Aim: Preeclampsia (PE) is one of the most serious disorders of pregnancy. The imbalance between pro- and anti-inflammatory cytokines may play a role in its etiology. The aim of the present study was to investigate whether cytokine gene polymorphism is associated with PE, and to evaluate the relationship between genotypes and clinical/laboratory manifestation of PE.
Methods: We investigated single nucleotide polymorphisms of tumor necrosis factor (TNF)alpha(-308 G/A), interleukin (IL)-6 (-174 G/C), IL-10 (-1082 G/A) genes in DNA from peripheral blood leukocytes of 101 PE patients and 95 healthy control women.

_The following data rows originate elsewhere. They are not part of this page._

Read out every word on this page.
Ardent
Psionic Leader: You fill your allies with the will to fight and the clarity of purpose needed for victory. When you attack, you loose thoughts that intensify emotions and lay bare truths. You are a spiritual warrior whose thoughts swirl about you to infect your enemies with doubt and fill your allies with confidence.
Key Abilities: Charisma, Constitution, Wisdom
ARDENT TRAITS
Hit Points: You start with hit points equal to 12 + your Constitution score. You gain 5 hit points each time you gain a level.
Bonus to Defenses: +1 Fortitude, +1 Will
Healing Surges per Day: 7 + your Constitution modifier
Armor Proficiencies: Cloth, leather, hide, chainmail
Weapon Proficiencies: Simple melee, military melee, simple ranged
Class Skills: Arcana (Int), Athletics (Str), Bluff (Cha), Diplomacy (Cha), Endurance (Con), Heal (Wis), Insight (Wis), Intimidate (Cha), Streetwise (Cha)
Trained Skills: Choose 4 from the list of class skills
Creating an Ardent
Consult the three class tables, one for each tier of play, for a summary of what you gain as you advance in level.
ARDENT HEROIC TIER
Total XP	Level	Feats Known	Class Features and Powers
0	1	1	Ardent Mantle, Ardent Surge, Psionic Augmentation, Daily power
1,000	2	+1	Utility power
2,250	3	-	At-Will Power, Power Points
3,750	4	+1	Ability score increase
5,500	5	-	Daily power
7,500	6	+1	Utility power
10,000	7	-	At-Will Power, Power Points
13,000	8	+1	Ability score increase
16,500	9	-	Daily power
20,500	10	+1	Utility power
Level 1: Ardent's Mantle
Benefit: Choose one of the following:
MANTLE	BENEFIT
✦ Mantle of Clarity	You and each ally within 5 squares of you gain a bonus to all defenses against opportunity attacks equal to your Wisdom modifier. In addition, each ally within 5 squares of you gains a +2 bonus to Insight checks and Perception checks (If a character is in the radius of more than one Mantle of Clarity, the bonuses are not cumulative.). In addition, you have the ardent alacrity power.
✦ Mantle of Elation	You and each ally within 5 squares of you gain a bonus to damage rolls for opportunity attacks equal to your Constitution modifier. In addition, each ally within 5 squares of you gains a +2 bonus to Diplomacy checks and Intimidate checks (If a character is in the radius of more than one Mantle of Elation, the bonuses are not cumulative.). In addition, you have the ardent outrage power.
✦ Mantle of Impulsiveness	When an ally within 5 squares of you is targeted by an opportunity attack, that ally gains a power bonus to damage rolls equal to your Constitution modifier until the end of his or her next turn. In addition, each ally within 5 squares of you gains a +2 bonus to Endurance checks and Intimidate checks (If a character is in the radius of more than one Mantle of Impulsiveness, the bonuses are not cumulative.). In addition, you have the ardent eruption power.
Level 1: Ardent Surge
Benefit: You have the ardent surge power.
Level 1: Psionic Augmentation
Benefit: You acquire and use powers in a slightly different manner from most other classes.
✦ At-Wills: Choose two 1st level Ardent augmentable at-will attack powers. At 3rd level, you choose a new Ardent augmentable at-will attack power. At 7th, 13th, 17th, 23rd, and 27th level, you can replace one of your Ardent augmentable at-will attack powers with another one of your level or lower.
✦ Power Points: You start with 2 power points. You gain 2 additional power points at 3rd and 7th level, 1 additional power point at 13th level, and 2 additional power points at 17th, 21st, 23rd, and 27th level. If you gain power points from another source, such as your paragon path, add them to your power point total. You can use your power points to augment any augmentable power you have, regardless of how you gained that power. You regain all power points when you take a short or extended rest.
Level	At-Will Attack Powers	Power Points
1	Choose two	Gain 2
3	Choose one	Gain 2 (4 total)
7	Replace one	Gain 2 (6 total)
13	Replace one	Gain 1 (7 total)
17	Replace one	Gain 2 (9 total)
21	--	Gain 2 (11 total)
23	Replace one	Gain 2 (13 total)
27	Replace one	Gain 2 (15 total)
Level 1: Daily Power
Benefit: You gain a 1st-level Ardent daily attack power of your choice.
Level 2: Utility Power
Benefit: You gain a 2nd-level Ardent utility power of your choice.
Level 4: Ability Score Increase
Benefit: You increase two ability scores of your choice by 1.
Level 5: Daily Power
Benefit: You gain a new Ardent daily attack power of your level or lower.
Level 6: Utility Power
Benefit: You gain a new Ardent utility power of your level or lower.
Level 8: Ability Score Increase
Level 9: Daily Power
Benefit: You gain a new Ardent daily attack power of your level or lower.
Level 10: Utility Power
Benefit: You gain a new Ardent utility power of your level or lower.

Results: In PE, there was a significant increase of the IL-10 (-1082) A allele frequency (P = 0.04). No significant differences were found in genotypes or allele frequencies of TNFalpha(-308) and IL-6 (-174) genes between PE women and controls. While TNFalpha(-308) and IL-6 (-174) genotypes did not influence clinical/laboratory parameters in PE, IL-10 (-1082) A allele carrying genotypes (AG + AA) were associated with higher glucose and lower HDL-cholesterol levels.
Conclusion: Because women with IL-10 (-1082) AA genotype have 3.38-fold increased risk of developing PE according to GG genotype (95% CI 1.21-9.4, P = 0.01), we suggest that IL-10 (-1082) variant A allele is associated with an increased risk of preeclampsia, which is independent from its metabolic effects.